3) Lacking a solid military home base in southern India, therefore, when Muslims continued their inexorable Drang nach Osten (part & parcel with their Drang nach Westen, and both subsets of their overarching fanatical mania for a global Lebensraum) by expanding eastward into the archipelagos of what the French later called L'Insulinde -- basically SE Asia and all the island cultures that extend southward (Malaysia, Indonesia) and eastward (Philippines) -- they did not do so as frank military conquerors.
4) We reasonably assume at this juncture in our analysis that the expanding Muslims did not conquer at that point, not because they didn't want to (as Western idiots assume), but because at the time they were unable to do so in any feasible way. Their expansion into areas like Indonesia thus resembles a peaceful osmosis of "Muslim traders" (as our stupid Western historians put it) simply peacefully "expanding" while over time Islam just "took root" like some kind of creeping ivy, growing organically without any bloodshed. The process resembled this because, in that phase of Islamic expansion, that's what Muslims knew they had to do, to lay down layers of insidious, seemingly pacific expansion in preparation for later military assaults.

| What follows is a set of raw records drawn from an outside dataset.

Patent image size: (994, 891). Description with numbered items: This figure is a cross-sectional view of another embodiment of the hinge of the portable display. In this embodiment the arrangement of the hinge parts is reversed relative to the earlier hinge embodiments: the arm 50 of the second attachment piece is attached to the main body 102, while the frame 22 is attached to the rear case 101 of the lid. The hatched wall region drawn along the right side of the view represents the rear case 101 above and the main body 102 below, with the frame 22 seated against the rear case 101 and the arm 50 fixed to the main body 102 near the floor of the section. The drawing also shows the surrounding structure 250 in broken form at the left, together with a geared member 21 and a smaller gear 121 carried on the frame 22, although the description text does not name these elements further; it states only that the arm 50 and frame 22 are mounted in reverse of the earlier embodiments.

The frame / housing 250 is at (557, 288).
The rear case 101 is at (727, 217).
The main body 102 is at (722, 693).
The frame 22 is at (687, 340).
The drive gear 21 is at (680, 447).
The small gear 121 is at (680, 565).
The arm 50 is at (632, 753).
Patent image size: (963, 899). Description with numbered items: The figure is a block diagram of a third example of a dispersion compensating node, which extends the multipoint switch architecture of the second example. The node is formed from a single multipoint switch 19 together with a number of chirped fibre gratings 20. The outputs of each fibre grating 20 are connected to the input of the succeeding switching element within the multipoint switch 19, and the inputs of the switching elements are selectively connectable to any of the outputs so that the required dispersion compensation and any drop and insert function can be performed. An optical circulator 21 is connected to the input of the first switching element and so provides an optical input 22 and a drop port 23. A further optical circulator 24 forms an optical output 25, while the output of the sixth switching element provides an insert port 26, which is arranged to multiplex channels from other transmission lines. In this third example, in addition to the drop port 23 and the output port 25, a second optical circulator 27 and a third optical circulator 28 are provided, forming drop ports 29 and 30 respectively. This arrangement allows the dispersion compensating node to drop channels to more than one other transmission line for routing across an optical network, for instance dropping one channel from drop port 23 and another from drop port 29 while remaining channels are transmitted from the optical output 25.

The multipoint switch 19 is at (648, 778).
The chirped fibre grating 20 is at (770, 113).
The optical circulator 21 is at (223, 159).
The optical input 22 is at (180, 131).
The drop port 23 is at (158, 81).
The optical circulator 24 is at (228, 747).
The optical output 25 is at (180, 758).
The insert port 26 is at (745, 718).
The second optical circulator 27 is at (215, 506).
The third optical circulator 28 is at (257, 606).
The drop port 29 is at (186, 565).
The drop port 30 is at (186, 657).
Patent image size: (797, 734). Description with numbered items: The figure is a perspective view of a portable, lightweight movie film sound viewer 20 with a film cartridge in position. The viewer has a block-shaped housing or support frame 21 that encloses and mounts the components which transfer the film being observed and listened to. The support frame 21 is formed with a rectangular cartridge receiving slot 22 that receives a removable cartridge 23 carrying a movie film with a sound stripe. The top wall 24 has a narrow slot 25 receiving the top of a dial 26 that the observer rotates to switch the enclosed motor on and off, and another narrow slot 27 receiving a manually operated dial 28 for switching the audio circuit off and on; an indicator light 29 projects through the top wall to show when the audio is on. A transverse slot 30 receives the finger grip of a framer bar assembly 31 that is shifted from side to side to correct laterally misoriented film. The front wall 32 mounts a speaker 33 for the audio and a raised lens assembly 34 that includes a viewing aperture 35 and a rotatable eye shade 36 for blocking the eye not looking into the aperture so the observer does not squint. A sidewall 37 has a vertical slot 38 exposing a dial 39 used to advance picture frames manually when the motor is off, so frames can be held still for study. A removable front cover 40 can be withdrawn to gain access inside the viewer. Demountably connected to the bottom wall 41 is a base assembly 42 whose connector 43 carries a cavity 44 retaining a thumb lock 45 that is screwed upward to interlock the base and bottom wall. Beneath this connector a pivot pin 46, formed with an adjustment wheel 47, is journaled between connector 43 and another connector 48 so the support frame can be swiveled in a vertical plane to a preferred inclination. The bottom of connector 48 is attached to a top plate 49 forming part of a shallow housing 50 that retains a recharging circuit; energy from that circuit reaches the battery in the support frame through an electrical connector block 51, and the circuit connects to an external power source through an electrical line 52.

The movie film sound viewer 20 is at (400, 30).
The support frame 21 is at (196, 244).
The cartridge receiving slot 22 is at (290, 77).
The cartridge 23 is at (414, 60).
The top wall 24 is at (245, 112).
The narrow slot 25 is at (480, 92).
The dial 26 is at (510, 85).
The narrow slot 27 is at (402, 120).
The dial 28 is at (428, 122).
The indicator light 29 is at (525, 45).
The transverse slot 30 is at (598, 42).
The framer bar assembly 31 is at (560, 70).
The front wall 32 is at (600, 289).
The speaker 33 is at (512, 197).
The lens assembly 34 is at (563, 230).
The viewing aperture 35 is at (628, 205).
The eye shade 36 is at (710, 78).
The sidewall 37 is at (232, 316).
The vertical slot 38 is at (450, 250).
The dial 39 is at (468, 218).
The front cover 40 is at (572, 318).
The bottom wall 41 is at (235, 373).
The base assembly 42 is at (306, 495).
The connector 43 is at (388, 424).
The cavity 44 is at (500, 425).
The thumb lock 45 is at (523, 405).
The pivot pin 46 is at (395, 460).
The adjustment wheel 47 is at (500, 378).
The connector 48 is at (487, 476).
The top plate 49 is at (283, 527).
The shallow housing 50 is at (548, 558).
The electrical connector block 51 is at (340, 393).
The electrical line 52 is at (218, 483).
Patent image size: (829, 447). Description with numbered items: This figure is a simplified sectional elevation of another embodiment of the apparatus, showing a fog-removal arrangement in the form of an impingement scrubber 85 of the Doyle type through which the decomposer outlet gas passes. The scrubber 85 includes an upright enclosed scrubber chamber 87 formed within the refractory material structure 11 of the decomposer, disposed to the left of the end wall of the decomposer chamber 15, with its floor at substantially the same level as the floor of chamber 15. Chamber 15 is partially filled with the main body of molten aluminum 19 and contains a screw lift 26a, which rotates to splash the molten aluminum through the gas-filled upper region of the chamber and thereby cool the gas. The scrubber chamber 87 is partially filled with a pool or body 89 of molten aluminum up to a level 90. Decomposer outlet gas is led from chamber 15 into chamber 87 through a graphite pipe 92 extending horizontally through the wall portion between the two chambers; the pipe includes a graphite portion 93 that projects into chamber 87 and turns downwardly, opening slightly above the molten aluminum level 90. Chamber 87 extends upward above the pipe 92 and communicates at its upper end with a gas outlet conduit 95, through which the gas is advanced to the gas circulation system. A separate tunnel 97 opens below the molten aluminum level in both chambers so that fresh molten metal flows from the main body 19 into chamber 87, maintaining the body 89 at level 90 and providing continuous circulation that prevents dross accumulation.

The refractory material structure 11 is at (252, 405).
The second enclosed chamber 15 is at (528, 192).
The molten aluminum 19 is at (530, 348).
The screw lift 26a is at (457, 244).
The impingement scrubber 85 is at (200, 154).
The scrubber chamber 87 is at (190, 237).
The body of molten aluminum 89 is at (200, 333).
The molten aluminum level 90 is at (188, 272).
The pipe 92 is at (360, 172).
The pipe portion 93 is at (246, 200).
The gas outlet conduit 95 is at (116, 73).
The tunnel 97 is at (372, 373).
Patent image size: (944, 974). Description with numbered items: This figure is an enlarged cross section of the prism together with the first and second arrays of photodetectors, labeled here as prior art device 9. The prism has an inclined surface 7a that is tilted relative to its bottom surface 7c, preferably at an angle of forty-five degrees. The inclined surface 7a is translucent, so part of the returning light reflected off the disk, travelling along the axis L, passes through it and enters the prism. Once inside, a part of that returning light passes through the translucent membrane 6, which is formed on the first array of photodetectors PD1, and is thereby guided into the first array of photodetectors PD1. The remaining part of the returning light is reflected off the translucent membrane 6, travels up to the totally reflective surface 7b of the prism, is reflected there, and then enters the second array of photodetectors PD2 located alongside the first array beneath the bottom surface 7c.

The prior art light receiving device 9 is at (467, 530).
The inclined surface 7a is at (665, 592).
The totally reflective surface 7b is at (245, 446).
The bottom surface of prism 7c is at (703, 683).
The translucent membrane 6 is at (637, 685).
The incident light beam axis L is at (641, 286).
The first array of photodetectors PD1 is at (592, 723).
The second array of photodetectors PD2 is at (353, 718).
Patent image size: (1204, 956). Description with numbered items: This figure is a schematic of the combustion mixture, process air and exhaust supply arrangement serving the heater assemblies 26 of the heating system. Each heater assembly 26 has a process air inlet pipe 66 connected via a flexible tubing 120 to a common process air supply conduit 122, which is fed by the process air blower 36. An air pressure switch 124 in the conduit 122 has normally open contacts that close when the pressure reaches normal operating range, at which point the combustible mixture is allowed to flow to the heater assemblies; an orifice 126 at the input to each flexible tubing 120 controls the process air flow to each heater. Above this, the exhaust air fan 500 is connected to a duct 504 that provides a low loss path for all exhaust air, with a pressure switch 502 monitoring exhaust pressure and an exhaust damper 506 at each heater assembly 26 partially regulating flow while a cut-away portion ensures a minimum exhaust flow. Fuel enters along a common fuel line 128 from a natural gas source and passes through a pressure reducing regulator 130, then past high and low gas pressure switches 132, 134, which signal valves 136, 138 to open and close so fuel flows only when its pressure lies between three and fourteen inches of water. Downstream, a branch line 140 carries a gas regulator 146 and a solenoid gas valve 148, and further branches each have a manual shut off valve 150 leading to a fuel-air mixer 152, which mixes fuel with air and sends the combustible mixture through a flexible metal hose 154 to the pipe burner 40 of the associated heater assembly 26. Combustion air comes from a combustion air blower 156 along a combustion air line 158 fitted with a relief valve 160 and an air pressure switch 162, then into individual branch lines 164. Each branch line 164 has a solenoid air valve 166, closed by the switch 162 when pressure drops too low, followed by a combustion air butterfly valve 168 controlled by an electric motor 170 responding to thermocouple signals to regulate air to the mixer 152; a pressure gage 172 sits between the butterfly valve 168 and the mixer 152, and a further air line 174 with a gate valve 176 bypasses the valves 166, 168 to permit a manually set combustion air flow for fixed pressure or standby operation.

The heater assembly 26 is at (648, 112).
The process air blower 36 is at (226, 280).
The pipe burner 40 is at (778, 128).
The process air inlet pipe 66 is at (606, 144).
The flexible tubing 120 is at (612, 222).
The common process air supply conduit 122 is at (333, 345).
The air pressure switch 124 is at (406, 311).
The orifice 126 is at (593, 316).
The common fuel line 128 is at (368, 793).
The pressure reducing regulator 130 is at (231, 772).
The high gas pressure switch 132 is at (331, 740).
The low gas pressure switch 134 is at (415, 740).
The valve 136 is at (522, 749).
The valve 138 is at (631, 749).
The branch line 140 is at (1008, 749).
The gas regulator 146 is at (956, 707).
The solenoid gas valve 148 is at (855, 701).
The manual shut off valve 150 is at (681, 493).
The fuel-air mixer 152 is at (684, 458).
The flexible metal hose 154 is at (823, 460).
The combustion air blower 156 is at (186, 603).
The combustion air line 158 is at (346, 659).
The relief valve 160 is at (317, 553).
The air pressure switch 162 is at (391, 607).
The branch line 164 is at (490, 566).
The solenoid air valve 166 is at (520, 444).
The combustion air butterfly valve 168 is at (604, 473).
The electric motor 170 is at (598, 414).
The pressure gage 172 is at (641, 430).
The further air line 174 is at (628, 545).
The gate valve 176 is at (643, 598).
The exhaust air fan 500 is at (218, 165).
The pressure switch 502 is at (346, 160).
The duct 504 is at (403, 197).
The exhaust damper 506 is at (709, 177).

5) Thus, apparently, during that first wave or phase of expansion, Muslims pretended to be peaceful and to forge alliances with local chieftains and native rulers in various primitive island communities, in the process over a long period of time (perhaps a century) insinuating themselves into the diverse fabric of all those various archipelago cultural systems. Then when the time came that they had the military wherewithal -- a more substantial military home base in southern India -- they finished the job with violence.
That's the theory, at any rate. What it requires is some more solid academic research which, in the lamentable state of current academic studies in relation to Islam where whitewashing propaganda more often than not substitutes for actual historiography and sociology, seems unlikely to occur any time soon.
There also could be variations of the above 5-point theory -- such as the possibility that during that first wave or phase of stealth jihad in Insulindia, there were many instances and episodes of violent strong-arming, including assassinations and terrorist razzias (and threats of same), if only because here and there local rulers or people resented the increasing intrusion of Islam and resisted. But there was not the massive violence of a frank military assault.
And, of course, the same theoretical template could be applied analytically to other global regions and eras of Islamic expansion -- most notably the Spanish peninsula and the Byzantine incursions.